Oil prices haven’t been this low since the 1990s. According to The New York Times, as of Tuesday Feb. 9, you can buy a barrel of crude for less than $27—a decrease of more than 70 percent since June 2014. That may seem like a good thing at the pump, but there are a whole host of reasons why that’s actually bad. One reason is the danger this lower price represents to fossil fuel competitors.
Renewable forms of energy cannot compete with fossil fuels with the price of oil being so low. The price of solar and wind energy has dropped tremendously as investments lead to technological advancement, but many of these investments were made with the high price of fossil fuels—rather than the environmental benefits of renewables—in mind. To incentivize investment and ensure fair competition, governments should take advantage of the opportunity and cut their subsidies to fossil fuel companies, which—according to Oil Change International—add up to $1 trillion per year worldwide.

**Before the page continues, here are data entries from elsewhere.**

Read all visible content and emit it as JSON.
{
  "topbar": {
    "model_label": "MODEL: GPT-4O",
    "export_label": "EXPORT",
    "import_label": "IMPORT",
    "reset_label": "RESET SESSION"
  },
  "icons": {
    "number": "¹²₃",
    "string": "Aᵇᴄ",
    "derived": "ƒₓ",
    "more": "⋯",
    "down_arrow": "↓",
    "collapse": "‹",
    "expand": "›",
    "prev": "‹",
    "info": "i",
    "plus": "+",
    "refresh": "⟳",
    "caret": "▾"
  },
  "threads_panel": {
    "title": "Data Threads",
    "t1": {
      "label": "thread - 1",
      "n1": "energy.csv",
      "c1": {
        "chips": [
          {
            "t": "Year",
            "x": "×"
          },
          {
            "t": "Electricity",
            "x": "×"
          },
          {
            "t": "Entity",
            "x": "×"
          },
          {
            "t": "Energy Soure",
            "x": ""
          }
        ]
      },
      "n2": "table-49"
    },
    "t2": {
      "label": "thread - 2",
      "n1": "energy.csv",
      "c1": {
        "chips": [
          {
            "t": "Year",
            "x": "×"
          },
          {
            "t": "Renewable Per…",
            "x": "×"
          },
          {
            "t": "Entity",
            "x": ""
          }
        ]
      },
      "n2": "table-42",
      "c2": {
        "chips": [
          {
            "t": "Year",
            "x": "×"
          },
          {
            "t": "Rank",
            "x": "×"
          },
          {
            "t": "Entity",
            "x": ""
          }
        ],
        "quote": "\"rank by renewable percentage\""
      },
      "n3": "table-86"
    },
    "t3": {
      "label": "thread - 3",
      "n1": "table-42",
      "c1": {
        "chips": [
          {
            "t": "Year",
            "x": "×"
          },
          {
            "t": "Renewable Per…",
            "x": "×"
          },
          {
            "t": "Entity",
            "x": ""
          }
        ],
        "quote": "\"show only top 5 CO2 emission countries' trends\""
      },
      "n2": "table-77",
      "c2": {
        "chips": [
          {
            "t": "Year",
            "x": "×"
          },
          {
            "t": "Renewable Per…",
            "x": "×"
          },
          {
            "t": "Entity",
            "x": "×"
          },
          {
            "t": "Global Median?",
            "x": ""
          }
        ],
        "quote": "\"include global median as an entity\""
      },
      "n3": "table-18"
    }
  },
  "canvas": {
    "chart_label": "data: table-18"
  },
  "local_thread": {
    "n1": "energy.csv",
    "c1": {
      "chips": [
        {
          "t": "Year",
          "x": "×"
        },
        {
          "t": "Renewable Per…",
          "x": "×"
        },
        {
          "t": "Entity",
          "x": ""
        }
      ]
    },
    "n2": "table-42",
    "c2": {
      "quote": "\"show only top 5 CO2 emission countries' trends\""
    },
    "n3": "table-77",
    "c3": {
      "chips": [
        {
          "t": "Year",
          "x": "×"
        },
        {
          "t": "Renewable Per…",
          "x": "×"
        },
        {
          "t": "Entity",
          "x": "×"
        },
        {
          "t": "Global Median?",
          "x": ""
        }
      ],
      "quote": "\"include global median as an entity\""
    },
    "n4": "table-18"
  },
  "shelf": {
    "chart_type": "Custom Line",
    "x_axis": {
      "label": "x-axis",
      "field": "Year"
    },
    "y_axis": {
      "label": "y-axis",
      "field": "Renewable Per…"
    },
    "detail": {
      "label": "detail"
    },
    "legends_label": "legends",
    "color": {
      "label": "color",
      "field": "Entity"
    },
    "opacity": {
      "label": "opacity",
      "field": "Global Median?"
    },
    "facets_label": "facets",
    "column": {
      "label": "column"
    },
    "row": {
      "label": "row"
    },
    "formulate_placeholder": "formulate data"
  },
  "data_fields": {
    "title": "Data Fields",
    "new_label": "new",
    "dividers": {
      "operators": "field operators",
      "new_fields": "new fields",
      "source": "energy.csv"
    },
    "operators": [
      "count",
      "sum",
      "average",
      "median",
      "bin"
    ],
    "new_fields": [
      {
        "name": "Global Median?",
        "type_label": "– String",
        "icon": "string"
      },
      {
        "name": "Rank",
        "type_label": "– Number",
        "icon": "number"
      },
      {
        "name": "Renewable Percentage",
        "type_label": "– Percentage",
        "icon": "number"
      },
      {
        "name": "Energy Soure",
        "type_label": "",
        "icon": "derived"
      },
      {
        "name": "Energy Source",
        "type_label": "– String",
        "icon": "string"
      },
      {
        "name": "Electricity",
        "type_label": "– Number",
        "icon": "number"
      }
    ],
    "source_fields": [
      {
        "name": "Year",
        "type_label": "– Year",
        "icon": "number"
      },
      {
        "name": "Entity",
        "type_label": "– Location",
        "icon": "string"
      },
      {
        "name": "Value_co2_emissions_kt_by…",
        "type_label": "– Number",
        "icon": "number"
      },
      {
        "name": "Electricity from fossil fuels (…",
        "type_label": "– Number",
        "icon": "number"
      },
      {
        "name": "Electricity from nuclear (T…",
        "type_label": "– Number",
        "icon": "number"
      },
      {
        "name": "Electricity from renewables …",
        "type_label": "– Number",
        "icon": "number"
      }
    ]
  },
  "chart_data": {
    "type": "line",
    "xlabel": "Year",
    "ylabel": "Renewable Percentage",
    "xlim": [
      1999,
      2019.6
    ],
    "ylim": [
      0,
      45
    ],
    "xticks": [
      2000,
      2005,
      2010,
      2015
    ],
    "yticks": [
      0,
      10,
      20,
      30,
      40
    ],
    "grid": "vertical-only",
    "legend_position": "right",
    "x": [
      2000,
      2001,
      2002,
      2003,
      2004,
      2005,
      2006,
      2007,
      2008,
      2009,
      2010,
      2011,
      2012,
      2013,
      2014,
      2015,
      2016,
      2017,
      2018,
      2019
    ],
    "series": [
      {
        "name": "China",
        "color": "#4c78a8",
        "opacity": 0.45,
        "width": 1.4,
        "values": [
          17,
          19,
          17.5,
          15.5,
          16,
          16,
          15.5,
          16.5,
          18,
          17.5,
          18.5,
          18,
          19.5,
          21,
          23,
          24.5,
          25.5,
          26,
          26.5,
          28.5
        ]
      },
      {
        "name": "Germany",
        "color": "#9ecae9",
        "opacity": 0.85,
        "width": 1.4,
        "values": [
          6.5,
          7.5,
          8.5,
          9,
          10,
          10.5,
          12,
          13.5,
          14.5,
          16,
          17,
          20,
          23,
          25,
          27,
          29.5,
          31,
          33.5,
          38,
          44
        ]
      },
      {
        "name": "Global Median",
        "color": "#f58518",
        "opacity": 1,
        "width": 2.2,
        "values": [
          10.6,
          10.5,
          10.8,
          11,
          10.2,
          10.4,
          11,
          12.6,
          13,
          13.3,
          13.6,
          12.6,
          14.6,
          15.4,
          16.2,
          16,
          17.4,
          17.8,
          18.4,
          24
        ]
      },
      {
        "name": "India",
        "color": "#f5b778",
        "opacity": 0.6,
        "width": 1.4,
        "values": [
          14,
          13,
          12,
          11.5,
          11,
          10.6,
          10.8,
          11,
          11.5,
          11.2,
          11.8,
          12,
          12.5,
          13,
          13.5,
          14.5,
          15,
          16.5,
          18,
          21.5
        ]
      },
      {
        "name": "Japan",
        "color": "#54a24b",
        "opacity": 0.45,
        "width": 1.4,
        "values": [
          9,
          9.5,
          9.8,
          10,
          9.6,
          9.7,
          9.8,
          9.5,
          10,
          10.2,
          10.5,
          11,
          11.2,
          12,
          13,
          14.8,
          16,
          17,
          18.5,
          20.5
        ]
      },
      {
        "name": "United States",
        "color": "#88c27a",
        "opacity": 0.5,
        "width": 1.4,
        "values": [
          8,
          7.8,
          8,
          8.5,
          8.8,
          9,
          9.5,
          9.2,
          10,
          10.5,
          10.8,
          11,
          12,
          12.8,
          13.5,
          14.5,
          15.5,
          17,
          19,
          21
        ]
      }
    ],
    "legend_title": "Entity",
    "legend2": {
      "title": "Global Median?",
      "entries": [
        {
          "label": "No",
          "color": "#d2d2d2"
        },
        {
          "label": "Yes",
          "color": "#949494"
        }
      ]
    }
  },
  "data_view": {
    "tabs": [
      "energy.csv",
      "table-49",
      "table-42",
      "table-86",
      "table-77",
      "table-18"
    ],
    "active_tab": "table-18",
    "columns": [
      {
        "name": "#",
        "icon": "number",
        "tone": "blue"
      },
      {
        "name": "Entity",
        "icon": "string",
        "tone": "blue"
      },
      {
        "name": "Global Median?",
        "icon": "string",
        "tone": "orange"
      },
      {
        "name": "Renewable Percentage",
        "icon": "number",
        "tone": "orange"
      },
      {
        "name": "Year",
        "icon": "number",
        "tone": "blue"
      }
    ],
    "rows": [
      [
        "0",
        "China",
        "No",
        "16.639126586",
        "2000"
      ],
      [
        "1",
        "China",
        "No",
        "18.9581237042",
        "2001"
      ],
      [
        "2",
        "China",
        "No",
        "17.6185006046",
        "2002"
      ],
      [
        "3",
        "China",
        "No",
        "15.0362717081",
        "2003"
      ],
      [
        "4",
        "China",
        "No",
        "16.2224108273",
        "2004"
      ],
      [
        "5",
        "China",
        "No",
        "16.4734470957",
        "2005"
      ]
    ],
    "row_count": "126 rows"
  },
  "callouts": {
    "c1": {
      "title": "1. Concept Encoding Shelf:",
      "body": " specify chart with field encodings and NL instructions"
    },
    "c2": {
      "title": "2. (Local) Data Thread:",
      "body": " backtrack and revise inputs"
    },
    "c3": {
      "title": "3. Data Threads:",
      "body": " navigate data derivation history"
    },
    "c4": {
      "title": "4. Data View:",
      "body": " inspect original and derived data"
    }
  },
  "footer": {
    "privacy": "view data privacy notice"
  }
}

OCI statistics go on to report that fossil fuels have received four times as many subsidies as renewable energy sources. Much of the money goes toward consumption subsidies, which make things like gas and heating oil affordable. These should be cut responsibly at a pace that allows renewable infrastructure to catch up while also sending signals to the market that unsustainable forms of energy cannot expect much help from governments in the future. Developed countries should do this more quickly than developing countries, especially while the price of oil is so far below what most consumers are used to.
Production subsidies are of more immediate interest; they essentially give oil, gas and coal companies government welfare. These make up the majority of subsidies in industrialized countries like the United States and they should be the first to go.
According to OCI, subsidies for fossil fuels amount to around $37.5 billion annually in the U.S. government and the fossil fuels industry spends approximately $329 million a year on lobbying and campaign contributions, which makes their return on investment for these activities roughly 10,000 percent.
There will be costs to removing these subsidies. The New York Times reported that 250,000 jobs have already been lost due to the drop in oil prices and oil-producing nations like Norway and the OPEC countries are seeing losses to their economies. Cutting demand further by raising the price of oil would increase these pressures, but these losses are worth it in the long run. The Economist Intelligence Unit estimated that the present value at risk from climate change is approximately $13.8 trillion and—from the perspective of governments—$43 trillion if temperatures rise by 6 degrees Celsius. This would represent 30 percent of the world’s entire stock of manageable assets.
In the wake of the international accords of The United Nations Climate Change Conference, any government that supports the fossil fuel industry is hypocritically undermining its express intentions to keep global temperatures from rising more than 1.5 degrees Celsius.
The use of public funds to support the fossil fuel industry is a disgrace that cuts directly against the interests of the constituents of all governments while producing profits for the wealthy companies that lobby them. Bills such as Sen. Bernie Sanders’ End Polluter Welfare Act should be supported and politicians who refuse to discuss President Barack Obama’s proposed $4 billion reduction of these subsidies should be held accountable.
If we are to mitigate the effects of climate change, renewables must be given a chance to replace fossil fuels. The recent drop in oil prices gives governments an opportunity to do that right now.